Vail Resorts set several goals at the onset of its journey to build sustainability momentum by starting small and building to bigger investments. For example, as part of the resort’s commitment to achieving zero net emissions by 2030, the operations team developed a program to ensure that facilities are properly and fully shut down when not in use. In facilities that are operating at reduced capacity, they make sure all high-energy use equipment is operating efficiently, unused systems are fully shut off, and they aggressively control energy use at outdoor tents and dining locations.
These efforts, in combination with investments in renewable energy, have helped the resort reduce market-based greenhouse gas emissions from all 37 of the resorts’ operations by 101,649 MTCO2e (the number of metric tons of carbon dioxide emissions with the same global warming potential as one metric ton of another greenhouse gas)—equivalent to the carbon sequestered by 1.6 million tree seedlings grown for 10 years.
While hotel management is responsible for leading sustainability efforts, it can’t be done without full-scale adoption by everyone who is on the grounds, whether staff, guests or visitors. When people can see progress actually happening, they are encouraged to consider the environment in their own actions. Public-facing energy dashboards can provide schematics showing how energy is being conserved and how this lowers a building’s carbon footprint.
Features to share include data about indoor air quality, retrofitting projects for clean energy sources, and how technology is used to optimize energy use based on occupancy while keeping comfort and safety foremost. Infographics can portray how much waste has been minimized through recycling. Sharing successes promotes broader buy-in from all stakeholders and helps guide decision-makers for funding and staff resources.

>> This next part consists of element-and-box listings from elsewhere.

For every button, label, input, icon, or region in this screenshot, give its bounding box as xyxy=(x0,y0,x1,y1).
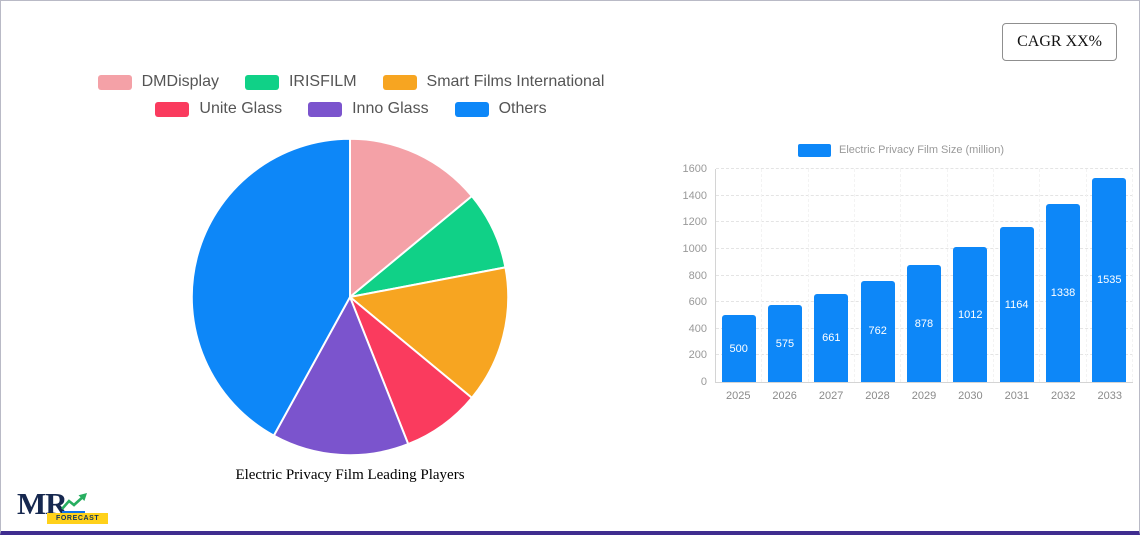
x-tick-label: 2025 xyxy=(725,390,751,402)
y-tick-label: 1000 xyxy=(682,242,707,255)
pie-legend: DMDisplay IRISFILM Smart Films Internation… xyxy=(61,73,641,118)
bar-cell: 1338 xyxy=(1040,169,1087,382)
bar-2033: 1535 xyxy=(1092,177,1127,382)
pie-slice-dmdisplay xyxy=(349,137,473,298)
bar-2025: 500 xyxy=(721,315,756,382)
bar-2026: 575 xyxy=(767,305,802,382)
bar-y-axis: 0 200 400 600 800 1000 1200 1400 1600 xyxy=(669,163,715,388)
bar-2027: 661 xyxy=(814,294,849,382)
x-tick-label: 2032 xyxy=(1051,390,1076,402)
legend-item-smart-films-international[interactable]: Smart Films International xyxy=(382,73,605,91)
legend-item-others[interactable]: Others xyxy=(454,100,547,118)
logo-badge: FORECAST xyxy=(47,513,109,524)
bar-cell: 878 xyxy=(901,169,948,382)
bar-cell: 1012 xyxy=(948,169,994,382)
bar-cell: 1535 xyxy=(1087,169,1133,382)
bar-cell: 1164 xyxy=(994,169,1041,382)
bar-legend-label: Electric Privacy Film Size (million) xyxy=(838,144,1005,156)
bar-2031: 1164 xyxy=(999,227,1034,382)
legend-item-unite-glass[interactable]: Unite Glass xyxy=(155,100,282,118)
bar-cell: 500 xyxy=(716,169,763,382)
pie-slice-inno-glass xyxy=(272,296,410,457)
legend-swatch xyxy=(382,74,417,90)
bar-x-axis: 2025 2026 2027 2028 2029 2030 2031 2032 2033 xyxy=(715,390,1133,402)
growth-arrow-icon xyxy=(61,493,87,514)
bar-value-label: 762 xyxy=(868,325,887,338)
bar-2032: 1338 xyxy=(1045,203,1080,382)
bar-2030: 1012 xyxy=(953,247,988,382)
legend-label: Unite Glass xyxy=(199,100,283,117)
gridline xyxy=(716,194,1133,196)
y-tick-label: 0 xyxy=(700,376,707,388)
bar-legend-swatch xyxy=(797,143,831,157)
bar-cells: 500 575 661 762 878 1012 1164 1338 1535 xyxy=(716,169,1133,382)
legend-label: IRISFILM xyxy=(288,73,357,90)
bar-value-label: 878 xyxy=(914,317,934,330)
legend-swatch xyxy=(97,74,132,90)
bar-2028: 762 xyxy=(860,280,895,382)
legend-label: Others xyxy=(498,100,547,117)
x-tick-label: 2027 xyxy=(818,390,844,402)
bar-value-label: 1535 xyxy=(1097,273,1122,286)
legend-swatch xyxy=(454,101,489,117)
x-tick-label: 2028 xyxy=(865,390,890,402)
y-tick-label: 1600 xyxy=(682,163,707,175)
legend-swatch xyxy=(308,101,343,117)
legend-label: DMDisplay xyxy=(141,73,219,90)
bar-legend-item[interactable]: Electric Privacy Film Size (million) xyxy=(669,143,1133,157)
pie-slice-smart-films-international xyxy=(349,266,510,399)
legend-label: Inno Glass xyxy=(352,100,429,117)
legend-item-dmdisplay[interactable]: DMDisplay xyxy=(97,73,219,91)
bar-plot-area: 500 575 661 762 878 1012 1164 1338 1535 xyxy=(715,168,1133,383)
legend-label: Smart Films International xyxy=(426,73,605,90)
y-tick-label: 1200 xyxy=(682,216,707,229)
bar-cell: 661 xyxy=(809,169,855,382)
bar-value-label: 1012 xyxy=(958,308,983,321)
bar-2029: 878 xyxy=(906,265,941,382)
gridline xyxy=(716,247,1133,249)
y-tick-label: 600 xyxy=(688,296,707,309)
mr-forecast-logo: MR FORECAST xyxy=(17,486,113,526)
x-tick-label: 2030 xyxy=(958,390,983,402)
legend-item-irisfilm[interactable]: IRISFILM xyxy=(244,73,357,91)
gridline xyxy=(716,221,1133,223)
pie-title: Electric Privacy Film Leading Players xyxy=(235,467,465,483)
y-tick-label: 1400 xyxy=(682,189,707,202)
bar-value-label: 575 xyxy=(775,337,795,350)
bar-cell: 575 xyxy=(762,169,809,382)
pie-chart xyxy=(190,137,510,457)
gridline xyxy=(716,168,1133,169)
x-tick-label: 2029 xyxy=(911,390,937,402)
cagr-button[interactable]: CAGR XX% xyxy=(1002,23,1117,61)
y-tick-label: 800 xyxy=(688,269,707,282)
bar-value-label: 500 xyxy=(729,342,748,355)
legend-item-inno-glass[interactable]: Inno Glass xyxy=(308,100,429,118)
pie-slice-others xyxy=(190,137,351,437)
y-tick-label: 400 xyxy=(688,322,707,335)
x-tick-label: 2026 xyxy=(772,390,797,402)
legend-swatch xyxy=(244,74,279,90)
x-tick-label: 2031 xyxy=(1004,390,1030,402)
legend-swatch xyxy=(155,101,190,117)
bar-chart: Electric Privacy Film Size (million) 0 20… xyxy=(669,143,1133,402)
x-tick-label: 2033 xyxy=(1097,390,1122,402)
bar-cell: 762 xyxy=(855,169,902,382)
bar-value-label: 1338 xyxy=(1050,286,1076,299)
bar-value-label: 1164 xyxy=(1004,298,1029,311)
y-tick-label: 200 xyxy=(688,349,707,362)
bar-value-label: 661 xyxy=(822,332,841,344)
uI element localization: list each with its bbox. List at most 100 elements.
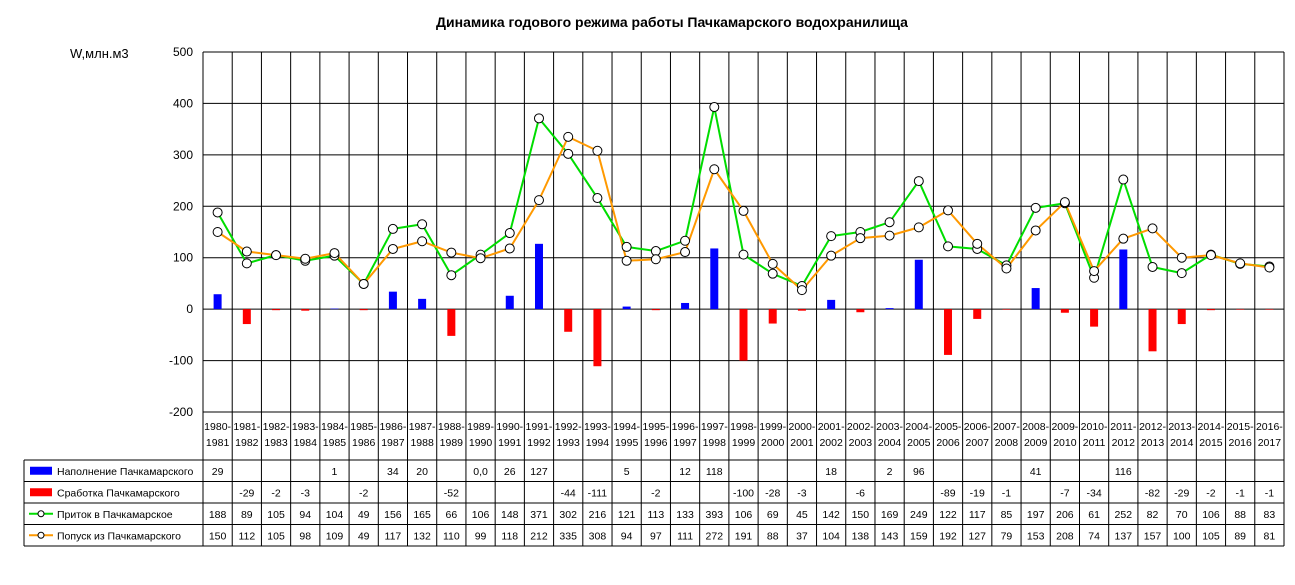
category-label: 2015- [1227, 421, 1254, 433]
table-cell: -6 [856, 487, 865, 499]
category-label: 1981 [206, 437, 230, 449]
table-cell: 206 [1056, 509, 1074, 521]
category-label: 2009 [1024, 437, 1048, 449]
table-cell: 105 [1202, 530, 1220, 542]
bar [505, 295, 514, 310]
y-tick-label: 0 [186, 302, 193, 316]
data-point [1001, 263, 1012, 274]
legend-label: Попуск из Пачкамарского [57, 530, 181, 542]
table-cell: 118 [706, 466, 723, 478]
category-label: 2014- [1198, 421, 1225, 433]
table-cell: 127 [530, 466, 548, 478]
bar [1090, 309, 1099, 327]
category-label: 1982- [263, 421, 290, 433]
table-cell: 188 [209, 509, 227, 521]
category-label: 1989- [467, 421, 494, 433]
data-point [621, 255, 632, 266]
bar [885, 308, 894, 310]
category-label: 1985 [323, 437, 347, 449]
category-label: 1995 [615, 437, 639, 449]
bar [301, 309, 310, 311]
data-point [680, 247, 691, 258]
data-point [738, 249, 749, 260]
bar [856, 309, 865, 313]
series-lines [216, 106, 1270, 292]
y-axis-label: W,млн.м3 [70, 46, 129, 61]
table-cell: 106 [1202, 509, 1220, 521]
bars [213, 243, 1274, 367]
category-label: 1980- [204, 421, 231, 433]
table-cell: 109 [326, 530, 344, 542]
table-cell: 79 [1001, 530, 1013, 542]
table-cell: 94 [299, 509, 311, 521]
data-point [592, 193, 603, 204]
table-cell: 208 [1056, 530, 1074, 542]
table-cell: -19 [970, 487, 985, 499]
table-cell: 169 [881, 509, 899, 521]
table-cell: 5 [624, 466, 630, 478]
table-cell: 197 [1027, 509, 1045, 521]
table-cell: 192 [939, 530, 957, 542]
table-cell: 37 [796, 530, 808, 542]
category-label: 2001 [790, 437, 814, 449]
series-points [212, 102, 1275, 296]
data-point [826, 250, 837, 261]
table-cell: -1 [1265, 487, 1274, 499]
bar [1148, 309, 1157, 352]
table-cell: 157 [1144, 530, 1162, 542]
data-point [913, 222, 924, 233]
category-label: 2003 [849, 437, 873, 449]
data-point [212, 207, 223, 218]
category-label: 1989 [440, 437, 464, 449]
data-point [475, 253, 486, 264]
data-point [1176, 252, 1187, 263]
data-point [241, 246, 252, 257]
table-cell: 137 [1115, 530, 1133, 542]
table-cell: 96 [913, 466, 925, 478]
data-point [1235, 258, 1246, 269]
category-label: 1993- [584, 421, 611, 433]
table-cell: -7 [1060, 487, 1069, 499]
category-label: 1990- [496, 421, 523, 433]
bar [534, 243, 543, 310]
bar [1177, 309, 1186, 325]
bar [739, 309, 748, 361]
category-label: 1986 [352, 437, 376, 449]
category-label: 2000- [789, 421, 816, 433]
table-cell: 117 [969, 509, 986, 521]
data-point [300, 253, 311, 264]
table-cell: 85 [1001, 509, 1013, 521]
table-cell: 117 [385, 530, 402, 542]
bar [1206, 309, 1215, 311]
y-axis-ticks: 500 400 300 200 100 0 -100 -200 [169, 45, 193, 419]
table-cell: 29 [212, 466, 224, 478]
category-label: 1990 [469, 437, 493, 449]
category-label: 1996 [644, 437, 668, 449]
data-point [738, 205, 749, 216]
table-cell: 82 [1147, 509, 1159, 521]
legend-key-marker [37, 531, 45, 539]
legend-label: Наполнение Пачкамарского [57, 466, 193, 478]
legend-label: Приток в Пачкамарское [57, 509, 173, 521]
category-label: 1985- [350, 421, 377, 433]
table-cell: 20 [416, 466, 428, 478]
table-cell: 105 [267, 530, 285, 542]
y-tick-label: 100 [173, 251, 193, 265]
y-tick-label: 500 [173, 45, 193, 59]
table-cell: 118 [501, 530, 518, 542]
table-cell: 132 [413, 530, 431, 542]
table-cell: 113 [647, 509, 664, 521]
table-cell: 88 [1234, 509, 1246, 521]
bar [768, 309, 777, 324]
table-cell: 121 [618, 509, 636, 521]
table-cell: 110 [443, 530, 460, 542]
table-cell: 89 [1234, 530, 1246, 542]
category-label: 1999- [759, 421, 786, 433]
table-cell: 308 [589, 530, 607, 542]
data-point [387, 223, 398, 234]
category-label: 2017 [1258, 437, 1282, 449]
data-point [1147, 261, 1158, 272]
data-point [884, 230, 895, 241]
category-label: 2004- [905, 421, 932, 433]
data-point [592, 145, 603, 156]
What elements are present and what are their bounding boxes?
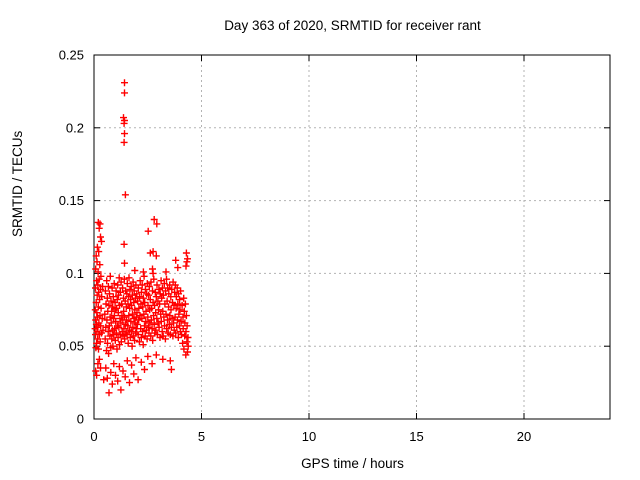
y-tick-label: 0.15 xyxy=(59,193,84,208)
scatter-points-SRMTID xyxy=(91,79,192,397)
tick-marks xyxy=(93,54,610,420)
chart-title: Day 363 of 2020, SRMTID for receiver ran… xyxy=(224,18,481,33)
gridlines xyxy=(94,55,610,419)
y-tick-label: 0.2 xyxy=(66,120,84,135)
y-tick-label: 0 xyxy=(77,412,84,427)
y-tick-labels: 0 0.05 0.1 0.15 0.2 0.25 xyxy=(59,48,84,427)
y-tick-label: 0.05 xyxy=(59,339,84,354)
y-tick-label: 0.25 xyxy=(59,48,84,63)
x-axis-label: GPS time / hours xyxy=(301,456,404,471)
x-tick-label: 15 xyxy=(409,429,423,444)
x-tick-label: 0 xyxy=(90,429,97,444)
y-tick-label: 0.1 xyxy=(66,266,84,281)
x-tick-label: 5 xyxy=(198,429,205,444)
plot-border xyxy=(93,54,611,420)
x-tick-labels: 0 5 10 15 20 xyxy=(90,429,531,444)
x-tick-label: 20 xyxy=(517,429,531,444)
x-tick-label: 10 xyxy=(302,429,316,444)
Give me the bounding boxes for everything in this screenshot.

Many hotels are public companies and will be responsible for tracking their scope 3 energy starting next year. Leveraging technology to fully track the supply chain provides deeper insight and can highlight where changes are needed to rein in carbon emissions. The Sustainable Hospitality Alliance’s research notes that the industry needs to “reduce its carbon emissions by 90 percent per room by 2050” to ensure that booking growth projections do not translate to a correlating increase in carbon emissions.
An increasing number of hotel operations are stepping up to publicly commit to greener environmental practices across their portfolios beyond carbon offsets. Highgate, an investment and hospitality management company, recently announced its move to 100 percent renewable electricity for all of the brand’s 17 full-service hotels. Hilton has long been championing the concept of sustainable travel, working toward doubling its investment in social impact issues while halving its environmental footprint by 2030.
Because the hotel industry is so energy intensive, any progress in reducing its carbon footprint will have a big impact, rippling across supply chains and influencing more positive environmental outcomes. Many hoteliers are finding that aggressive net zero goals combined with pragmatic changes, measurement, and automated processes are adding up to considerable energy reduction.
Andrew Blauvelt is senior product director for the Atrius Intelligent Spaces group at Acuity Brands.